Midjourney specifically contends that if the studios are developing image-generation tools for internal creative purposes such as storyboarding, concept art, visual development or film and television production planning, such evidence would demonstrate that using copyrighted content to train AI models has become an accepted industry practice.
The company argues that this information would directly support its fair use defense by showing that even major copyright owners consider such practices necessary for developing modern AI systems.
Beyond internal AI development, Midjourney is also seeking disclosure of the studios’ own interactions with its platform.

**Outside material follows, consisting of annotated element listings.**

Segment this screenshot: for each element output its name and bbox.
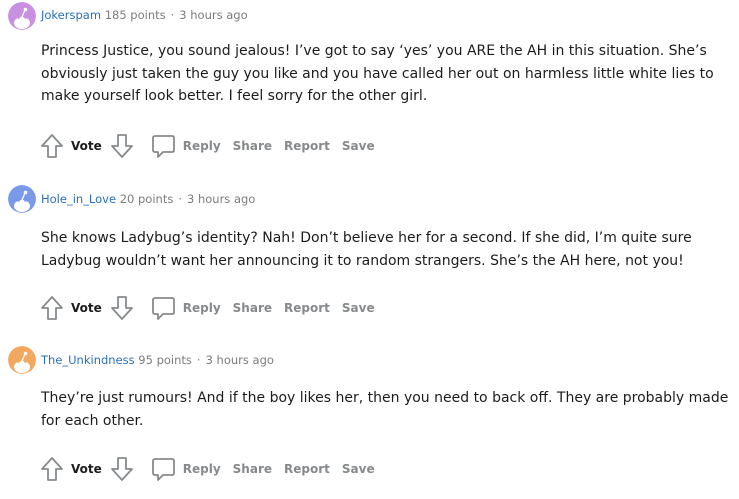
comment-bubble-icon[interactable] bbox=[151, 295, 176, 321]
timestamp[interactable]: 3 hours ago bbox=[187, 192, 255, 206]
username-link[interactable]: The_Unkindness bbox=[41, 353, 135, 367]
downvote-icon[interactable] bbox=[110, 133, 134, 159]
downvote-icon[interactable] bbox=[110, 456, 134, 482]
comment-bubble-icon[interactable] bbox=[151, 133, 176, 159]
vote-count: Vote bbox=[71, 301, 102, 315]
avatar-snoo-icon bbox=[8, 2, 36, 30]
points: 20 points bbox=[119, 192, 174, 206]
comment-body: She knows Ladybug’s identity? Nah! Don’t… bbox=[41, 230, 692, 269]
comment-meta: Hole_in_Love 20 points · 3 hours ago bbox=[41, 192, 255, 206]
comment-actions: Vote Reply Share Report Save bbox=[40, 133, 375, 159]
comment-meta: The_Unkindness 95 points · 3 hours ago bbox=[41, 353, 274, 367]
avatar[interactable] bbox=[8, 346, 36, 374]
username-link[interactable]: Jokerspam bbox=[41, 8, 101, 22]
timestamp[interactable]: 3 hours ago bbox=[179, 8, 247, 22]
separator-dot: · bbox=[170, 8, 175, 22]
points: 95 points bbox=[138, 353, 192, 367]
vote-count: Vote bbox=[71, 462, 102, 476]
share-button[interactable]: Share bbox=[233, 462, 272, 476]
comment-bubble-icon[interactable] bbox=[151, 456, 176, 482]
upvote-icon[interactable] bbox=[40, 456, 64, 482]
vote-count: Vote bbox=[71, 139, 102, 153]
comment-body: They’re just rumours! And if the boy lik… bbox=[41, 390, 729, 429]
avatar-snoo-icon bbox=[8, 346, 36, 374]
report-button[interactable]: Report bbox=[284, 301, 330, 315]
separator-dot: · bbox=[196, 353, 201, 367]
reply-button[interactable]: Reply bbox=[183, 301, 221, 315]
comment-actions: Vote Reply Share Report Save bbox=[40, 295, 375, 321]
avatar[interactable] bbox=[8, 2, 36, 30]
points: 185 points bbox=[104, 8, 166, 22]
upvote-icon[interactable] bbox=[40, 295, 64, 321]
share-button[interactable]: Share bbox=[233, 301, 272, 315]
report-button[interactable]: Report bbox=[284, 462, 330, 476]
reply-button[interactable]: Reply bbox=[183, 139, 221, 153]
comment-body: Princess Justice, you sound jealous! I’v… bbox=[41, 43, 714, 104]
comment-meta: Jokerspam 185 points · 3 hours ago bbox=[41, 8, 248, 22]
save-button[interactable]: Save bbox=[342, 301, 375, 315]
separator-dot: · bbox=[178, 192, 182, 206]
report-button[interactable]: Report bbox=[284, 139, 330, 153]
save-button[interactable]: Save bbox=[342, 462, 375, 476]
avatar[interactable] bbox=[8, 185, 36, 213]
share-button[interactable]: Share bbox=[233, 139, 272, 153]
timestamp[interactable]: 3 hours ago bbox=[206, 353, 274, 367]
username-link[interactable]: Hole_in_Love bbox=[41, 192, 116, 206]
save-button[interactable]: Save bbox=[342, 139, 375, 153]
upvote-icon[interactable] bbox=[40, 133, 64, 159]
avatar-snoo-icon bbox=[8, 185, 36, 213]
downvote-icon[interactable] bbox=[110, 295, 134, 321]
reply-button[interactable]: Reply bbox=[183, 462, 221, 476]
comment-actions: Vote Reply Share Report Save bbox=[40, 456, 375, 482]
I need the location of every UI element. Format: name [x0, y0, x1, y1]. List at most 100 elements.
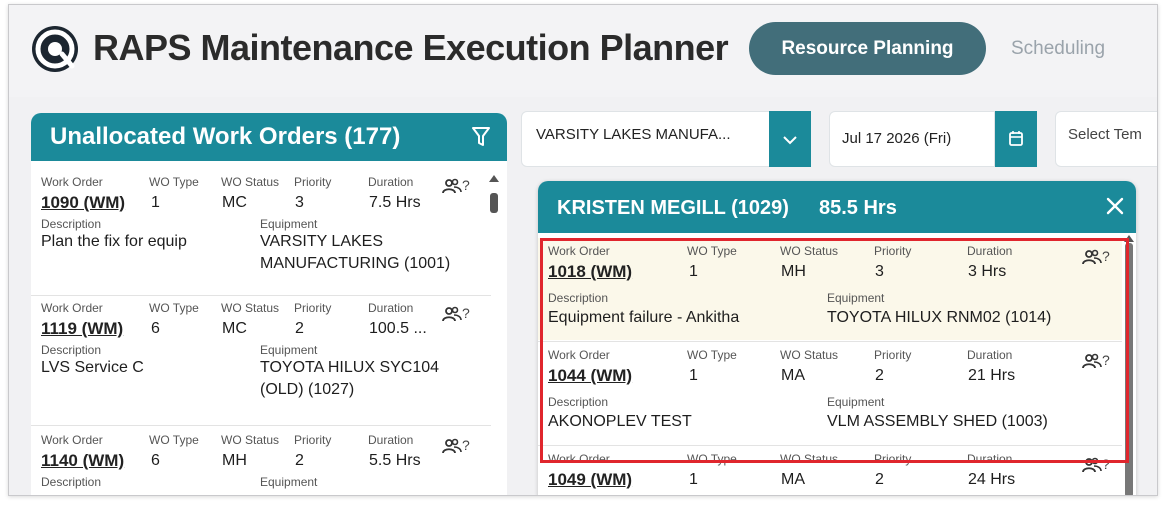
equipment-value: TOYOTA HILUX RNM02 (1014) — [827, 309, 1052, 326]
duration-label: Duration — [967, 244, 1013, 258]
people-icon — [1082, 352, 1102, 369]
equipment-label: Equipment — [260, 475, 318, 489]
wo-type-label: WO Type — [687, 244, 737, 258]
priority-value: 3 — [295, 194, 304, 211]
work-order-label: Work Order — [548, 348, 610, 362]
priority-value: 2 — [875, 367, 884, 384]
description-label: Description — [41, 343, 102, 357]
template-select[interactable]: Select Tem — [1055, 111, 1157, 167]
assign-resource-button[interactable]: ? — [442, 177, 470, 194]
wo-type-label: WO Type — [149, 433, 199, 447]
people-icon — [1082, 456, 1102, 473]
duration-value: 5.5 Hrs — [369, 452, 421, 469]
priority-value: 2 — [295, 452, 304, 469]
assign-resource-button[interactable]: ? — [1082, 456, 1110, 473]
scroll-up-arrow-icon[interactable] — [489, 175, 499, 182]
wo-type-label: WO Type — [149, 175, 199, 189]
close-icon[interactable] — [1104, 195, 1126, 222]
scroll-up-arrow-icon[interactable] — [1124, 235, 1134, 242]
scrollbar-thumb[interactable] — [490, 193, 498, 213]
priority-label: Priority — [294, 301, 332, 315]
resource-status: ? — [1102, 352, 1110, 368]
work-order-link[interactable]: 1140 (WM) — [41, 451, 124, 471]
work-order-label: Work Order — [41, 433, 103, 447]
work-order-link[interactable]: 1018 (WM) — [548, 262, 632, 282]
resource-header: KRISTEN MEGILL (1029) 85.5 Hrs — [538, 181, 1136, 233]
equipment-label: Equipment — [827, 291, 885, 305]
chevron-down-icon — [769, 136, 811, 171]
duration-label: Duration — [967, 452, 1013, 466]
wo-status-value: MC — [222, 194, 247, 211]
work-order-link[interactable]: 1090 (WM) — [41, 193, 125, 213]
priority-label: Priority — [294, 175, 332, 189]
calendar-icon — [995, 131, 1037, 171]
priority-label: Priority — [874, 452, 912, 466]
resource-name: KRISTEN MEGILL (1029) — [557, 197, 789, 219]
duration-value: 7.5 Hrs — [369, 194, 421, 211]
people-icon — [442, 305, 462, 322]
list-item[interactable]: Work Order WO Type WO Status Priority Du… — [31, 165, 507, 287]
resource-work-order-card[interactable]: Work Order WO Type WO Status Priority Du… — [538, 238, 1122, 340]
tab-resource-planning[interactable]: Resource Planning — [749, 22, 986, 75]
wo-type-value: 6 — [151, 320, 160, 337]
tab-scheduling[interactable]: Scheduling — [1011, 38, 1105, 60]
wo-status-label: WO Status — [221, 433, 280, 447]
description-label: Description — [548, 395, 609, 409]
work-order-label: Work Order — [548, 244, 610, 258]
work-order-link[interactable]: 1119 (WM) — [41, 319, 123, 339]
priority-label: Priority — [874, 348, 912, 362]
resource-status: ? — [1102, 456, 1110, 472]
wo-type-label: WO Type — [687, 348, 737, 362]
filter-bar: VARSITY LAKES MANUFA... Jul 17 2026 (Fri… — [521, 111, 1157, 167]
work-order-link[interactable]: 1044 (WM) — [548, 366, 632, 386]
work-order-link[interactable]: 1049 (WM) — [548, 470, 632, 490]
template-placeholder: Select Tem — [1068, 126, 1142, 143]
unallocated-header: Unallocated Work Orders (177) — [31, 113, 507, 161]
equipment-label: Equipment — [260, 217, 318, 231]
wo-status-label: WO Status — [780, 244, 839, 258]
wo-status-label: WO Status — [221, 301, 280, 315]
assign-resource-button[interactable]: ? — [442, 305, 470, 322]
date-value: Jul 17 2026 (Fri) — [842, 130, 952, 147]
equipment-label: Equipment — [260, 343, 318, 357]
assign-resource-button[interactable]: ? — [1082, 352, 1110, 369]
top-bar: RAPS Maintenance Execution Planner Resou… — [9, 5, 1157, 97]
wo-status-label: WO Status — [221, 175, 280, 189]
unallocated-work-orders-panel: Unallocated Work Orders (177) Work Order… — [31, 113, 507, 495]
wo-status-label: WO Status — [780, 348, 839, 362]
priority-value: 2 — [875, 471, 884, 488]
assign-resource-button[interactable]: ? — [442, 437, 470, 454]
resource-status: ? — [462, 305, 470, 321]
description-value: Equipment failure - Ankitha — [548, 309, 740, 326]
unallocated-title: Unallocated Work Orders (177) — [50, 123, 401, 150]
description-label: Description — [41, 217, 102, 231]
wo-status-label: WO Status — [780, 452, 839, 466]
assign-resource-button[interactable]: ? — [1082, 248, 1110, 265]
priority-label: Priority — [874, 244, 912, 258]
equipment-value: VLM ASSEMBLY SHED (1003) — [827, 413, 1048, 430]
description-value: LVS Service C — [41, 359, 144, 376]
resource-panel: KRISTEN MEGILL (1029) 85.5 Hrs Work Orde… — [538, 181, 1136, 495]
site-select[interactable]: VARSITY LAKES MANUFA... — [521, 111, 783, 167]
wo-status-value: MC — [222, 320, 247, 337]
wo-status-value: MA — [781, 471, 805, 488]
resource-work-order-card[interactable]: Work Order WO Type WO Status Priority Du… — [538, 446, 1122, 495]
app-title: RAPS Maintenance Execution Planner — [93, 27, 729, 68]
wo-type-value: 6 — [151, 452, 160, 469]
people-icon — [1082, 248, 1102, 265]
list-item[interactable]: Work Order WO Type WO Status Priority Du… — [31, 425, 507, 495]
scrollbar-thumb[interactable] — [1125, 243, 1133, 495]
site-dropdown-button[interactable] — [769, 111, 811, 167]
work-order-label: Work Order — [548, 452, 610, 466]
list-item[interactable]: Work Order WO Type WO Status Priority Du… — [31, 293, 507, 423]
people-icon — [442, 177, 462, 194]
resource-work-order-card[interactable]: Work Order WO Type WO Status Priority Du… — [538, 342, 1122, 444]
filter-icon[interactable] — [471, 126, 491, 153]
wo-type-label: WO Type — [687, 452, 737, 466]
description-label: Description — [41, 475, 102, 489]
wo-status-value: MH — [222, 452, 247, 469]
equipment-value-line2: MANUFACTURING (1001) — [260, 255, 451, 272]
date-picker-button[interactable] — [995, 111, 1037, 167]
duration-label: Duration — [368, 175, 414, 189]
date-field[interactable]: Jul 17 2026 (Fri) — [829, 111, 995, 167]
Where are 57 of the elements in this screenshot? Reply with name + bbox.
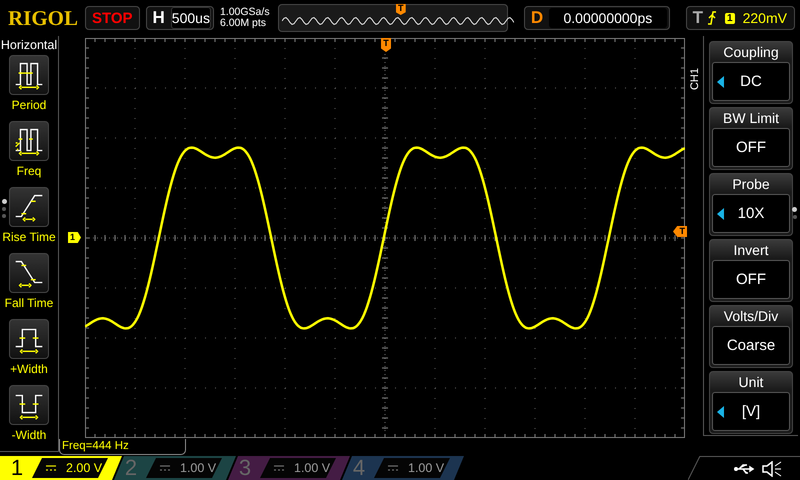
channel-tab[interactable]: 3 1.00 V xyxy=(228,456,350,480)
channel-tab[interactable]: 1 2.00 V xyxy=(0,456,122,480)
trigger-position-marker[interactable]: T xyxy=(381,38,391,52)
timebase-value: 500us xyxy=(170,7,211,29)
channel-scale: 1.00 V xyxy=(180,461,216,475)
channel-scale: 2.00 V xyxy=(66,461,102,475)
trigger-label: T xyxy=(692,8,704,28)
menu-softkey[interactable]: Invert OFF xyxy=(709,239,793,302)
menu-softkey[interactable]: Probe 10X xyxy=(709,173,793,236)
button-label: +Width xyxy=(10,362,48,376)
menu-softkey[interactable]: BW Limit OFF xyxy=(709,107,793,170)
delay-label: D xyxy=(530,8,544,28)
button-label: Fall Time xyxy=(4,296,54,310)
button-label: Period xyxy=(12,98,46,112)
brand-logo: RIGOL xyxy=(8,5,79,31)
trigger-panel[interactable]: T 1 220mV xyxy=(686,6,795,30)
button-label: Rise Time xyxy=(2,230,56,244)
button-label: -Width xyxy=(12,428,46,442)
sample-rate: 1.00GSa/s xyxy=(220,7,271,18)
channel-scale: 1.00 V xyxy=(294,461,330,475)
softkey-value: DC xyxy=(740,73,762,90)
menu-title: Horizontal xyxy=(0,38,58,52)
softkey-value: 10X xyxy=(738,205,764,222)
softkey-title: Probe xyxy=(732,175,770,194)
channel-tab[interactable]: 2 1.00 V xyxy=(114,456,236,480)
channel-scale: 1.00 V xyxy=(408,461,444,475)
channel-number: 3 xyxy=(238,456,252,480)
softkey-title: BW Limit xyxy=(723,109,779,128)
channel-number: 4 xyxy=(352,456,366,480)
softkey-title: Volts/Div xyxy=(724,307,778,326)
timebase-panel[interactable]: H 500us xyxy=(146,6,214,30)
menu-softkey[interactable]: Coupling DC xyxy=(709,41,793,104)
softkey-title: Invert xyxy=(733,241,768,260)
delay-value: 0.00000000ps xyxy=(549,8,667,28)
memory-depth: 6.00M pts xyxy=(220,18,268,29)
menu-softkey[interactable]: Volts/Div Coarse xyxy=(709,305,793,368)
channel-offset-marker[interactable]: 1 xyxy=(68,232,81,243)
softkey-title: Unit xyxy=(738,373,764,392)
softkey-value: Coarse xyxy=(726,337,776,354)
channel-number: 2 xyxy=(124,456,138,480)
delay-panel[interactable]: D 0.00000000ps xyxy=(524,6,670,30)
trigger-level: 220mV xyxy=(742,10,787,26)
button-label: Freq xyxy=(16,164,42,178)
trigger-position-marker: T xyxy=(396,4,406,15)
run-stop-button[interactable]: STOP xyxy=(84,6,140,30)
softkey-title: Coupling xyxy=(723,43,779,62)
softkey-value: [V] xyxy=(742,403,760,420)
channel-number: 1 xyxy=(10,456,24,480)
channel-label: CH1 xyxy=(689,68,701,90)
softkey-value: OFF xyxy=(736,139,766,156)
menu-softkey[interactable]: Unit [V] xyxy=(709,371,793,434)
trigger-source: 1 xyxy=(725,12,735,24)
channel-tab[interactable]: 4 1.00 V xyxy=(342,456,464,480)
trigger-level-marker[interactable]: T xyxy=(673,226,687,237)
timebase-label: H xyxy=(152,8,166,28)
frequency-measurement: Freq=444 Hz xyxy=(59,439,186,455)
softkey-value: OFF xyxy=(736,271,766,288)
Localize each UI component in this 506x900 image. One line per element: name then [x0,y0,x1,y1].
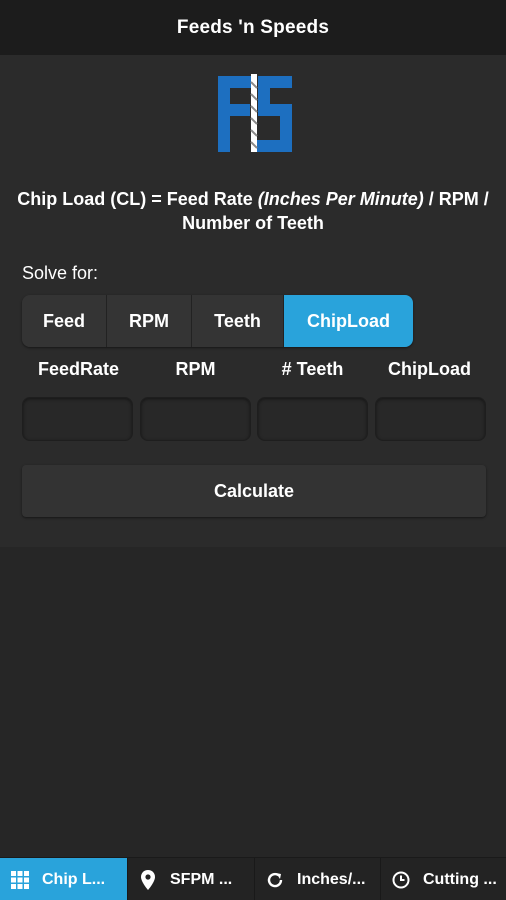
solve-for-segmented-control: Feed RPM Teeth ChipLoad [22,295,413,347]
tab-label: Cutting ... [423,870,497,888]
content-panel: Chip Load (CL) = Feed Rate (Inches Per M… [0,55,506,547]
tab-chip-load[interactable]: Chip L... [0,858,128,900]
chipload-label: ChipLoad [388,359,471,379]
teeth-input[interactable] [257,397,369,441]
formula-italic: (Inches Per Minute) [257,189,424,209]
teeth-label: # Teeth [281,359,344,379]
feedrate-label: FeedRate [37,359,120,379]
feedrate-input[interactable] [22,397,133,441]
tab-label: Inches/... [297,870,366,888]
formula-prefix: Chip Load (CL) = Feed Rate [17,189,258,209]
solve-chipload-button[interactable]: ChipLoad [284,295,413,347]
formula-text: Chip Load (CL) = Feed Rate (Inches Per M… [0,187,506,235]
solve-teeth-button[interactable]: Teeth [192,295,284,347]
tab-inches[interactable]: Inches/... [255,858,381,900]
tab-sfpm[interactable]: SFPM ... [128,858,255,900]
header-bar: Feeds 'n Speeds [0,0,506,55]
solve-rpm-button[interactable]: RPM [107,295,192,347]
tab-label: SFPM ... [170,870,233,888]
tab-label: Chip L... [42,870,106,888]
input-row [22,397,486,441]
page-title: Feeds 'n Speeds [176,16,330,38]
location-pin-icon [138,869,158,890]
column-labels: FeedRate RPM # Teeth ChipLoad [20,359,488,380]
rpm-input[interactable] [139,397,251,441]
refresh-icon [265,870,285,890]
calculate-button[interactable]: Calculate [22,465,486,517]
grid-icon [10,870,30,890]
bottom-tab-bar: Chip L... SFPM ... Inches/... Cutting ..… [0,857,506,900]
solve-for-label: Solve for: [22,263,99,283]
app-logo [218,74,292,152]
app: Feeds 'n Speeds Chip Load (CL) = Feed Ra… [0,0,506,900]
tab-cutting[interactable]: Cutting ... [381,858,506,900]
solve-feed-button[interactable]: Feed [22,295,107,347]
rpm-label: RPM [175,359,216,379]
chipload-input[interactable] [374,397,486,441]
clock-icon [391,870,411,890]
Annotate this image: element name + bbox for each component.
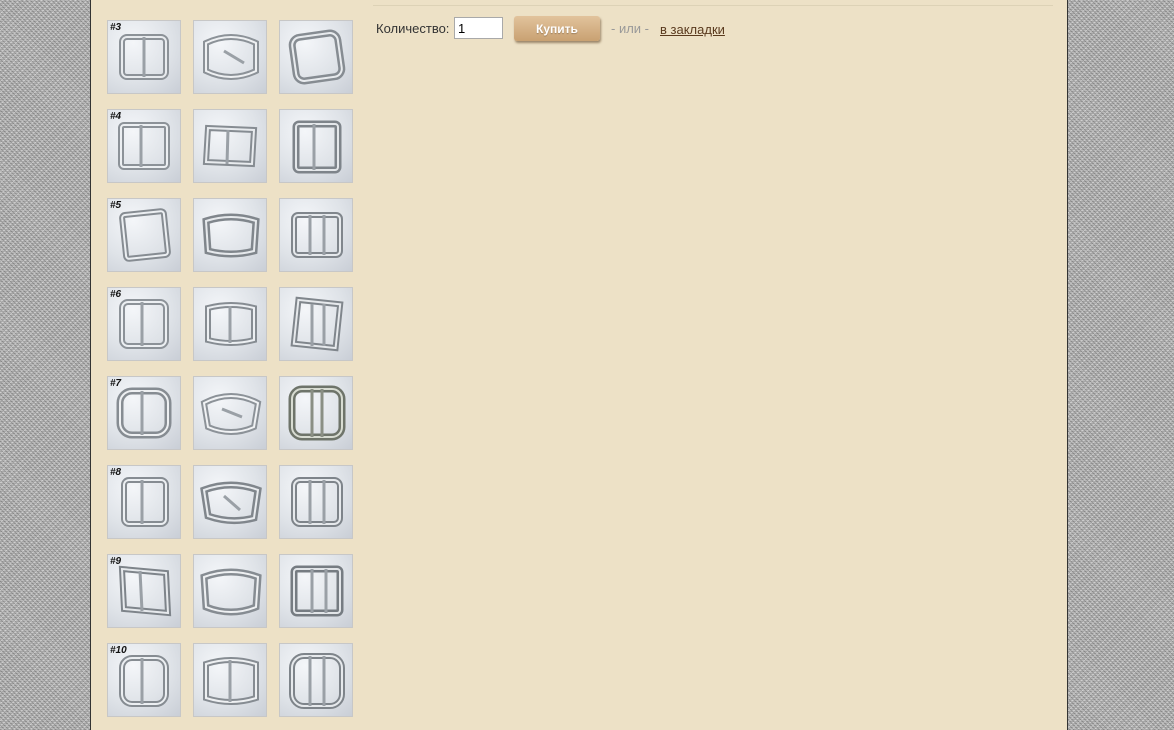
gallery-row: #4 bbox=[107, 109, 357, 185]
buckle-number: #5 bbox=[110, 200, 122, 211]
buckle-thumbnail[interactable] bbox=[279, 20, 353, 94]
quantity-input[interactable] bbox=[454, 17, 503, 39]
buckle-thumbnail[interactable]: #9 bbox=[107, 554, 181, 628]
buckle-thumbnail[interactable] bbox=[279, 198, 353, 272]
buckle-thumbnail[interactable] bbox=[193, 198, 267, 272]
buckle-thumbnail[interactable] bbox=[279, 376, 353, 450]
gallery-row: #3 bbox=[107, 20, 357, 96]
buckle-thumbnail[interactable] bbox=[193, 376, 267, 450]
or-separator: - или - bbox=[611, 21, 649, 36]
buckle-thumbnail[interactable]: #6 bbox=[107, 287, 181, 361]
gallery-row: #6 bbox=[107, 287, 357, 363]
gallery-row: #8 bbox=[107, 465, 357, 541]
buy-button[interactable]: Купить bbox=[514, 16, 600, 41]
buckle-thumbnail[interactable] bbox=[279, 109, 353, 183]
gallery-row: #9 bbox=[107, 554, 357, 630]
buckle-thumbnail[interactable] bbox=[193, 287, 267, 361]
buckle-thumbnail[interactable]: #10 bbox=[107, 643, 181, 717]
buckle-thumbnail[interactable] bbox=[193, 554, 267, 628]
buckle-number: #9 bbox=[110, 556, 122, 567]
buckle-thumbnail[interactable] bbox=[279, 554, 353, 628]
add-to-bookmarks-link[interactable]: в закладки bbox=[660, 22, 725, 37]
gallery-row: #7 bbox=[107, 376, 357, 452]
gallery-row: #10 bbox=[107, 643, 357, 719]
buckle-thumbnail[interactable]: #8 bbox=[107, 465, 181, 539]
buckle-thumbnail[interactable] bbox=[193, 465, 267, 539]
buckle-number: #10 bbox=[110, 645, 127, 656]
buckle-thumbnail[interactable] bbox=[193, 20, 267, 94]
quantity-label: Количество: bbox=[376, 21, 450, 36]
buckle-thumbnail[interactable] bbox=[279, 465, 353, 539]
buckle-thumbnail[interactable] bbox=[193, 643, 267, 717]
page-content: #3 #4 #5 #6 #7 #8 #9 #10 Количество: 1 К… bbox=[90, 0, 1068, 730]
buckle-number: #4 bbox=[110, 111, 122, 122]
gallery-row: #5 bbox=[107, 198, 357, 274]
buckle-thumbnail[interactable]: #3 bbox=[107, 20, 181, 94]
buckle-thumbnail[interactable] bbox=[279, 287, 353, 361]
divider bbox=[373, 5, 1053, 6]
buckle-number: #3 bbox=[110, 22, 122, 33]
buckle-thumbnail[interactable]: #7 bbox=[107, 376, 181, 450]
buckle-number: #8 bbox=[110, 467, 122, 478]
buckle-number: #6 bbox=[110, 289, 122, 300]
buckle-thumbnail[interactable] bbox=[279, 643, 353, 717]
buckle-number: #7 bbox=[110, 378, 122, 389]
buckle-thumbnail[interactable]: #4 bbox=[107, 109, 181, 183]
buckle-thumbnail[interactable] bbox=[193, 109, 267, 183]
buckle-thumbnail[interactable]: #5 bbox=[107, 198, 181, 272]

The company wants Disney, Universal, and Warner Bros. to produce every prompt they entered into Midjourney, along with every image generated in response, rather than only those examples they claim infringe copyrighted works.
Midjourney argues that limiting production to allegedly infringing outputs creates an incomplete picture of how its technology performs and prevents the company from presenting evidence that many generated images do not violate copyright.
The studios have strongly opposed the broader discovery request.
Their lead attorney, David Singer, previously described Midjourney’s demands as a “fishing expedition,” arguing that the company is seeking information unrelated to the central copyright issues before the court.
Singer has also rejected suggestions that the lawsuit represents opposition to artificial intelligence itself.
According to him, the studios are not attempting to stop AI development or shut down Midjourney’s business. Instead, he argues that they want the company to stop copying copyrighted films, television programmes and famous fictional characters without authorization and distributing AI-generated derivative works based on those protected properties.
The case has become one of the defining legal battles shaping the future of generative AI. A ruling in favor of the studios could strengthen the ability of copyright holders to demand licensing fees from AI developers and potentially reshape how future models are trained.
Conversely, if Midjourney succeeds in establishing that AI training constitutes fair use, the decision could provide significant legal support for the broader AI industry, where leading companies including OpenAI, Anthropic, Meta and Google also face lawsuits over the use of copyrighted material in model development.
The discovery dispute also highlights growing tensions between traditional media companies and AI developers. Several Hollywood studios have publicly criticized generative AI firms for allegedly using copyrighted content without permission, while simultaneously investing heavily in AI tools to improve production workflows, visual effects, animation, script development and creative planning.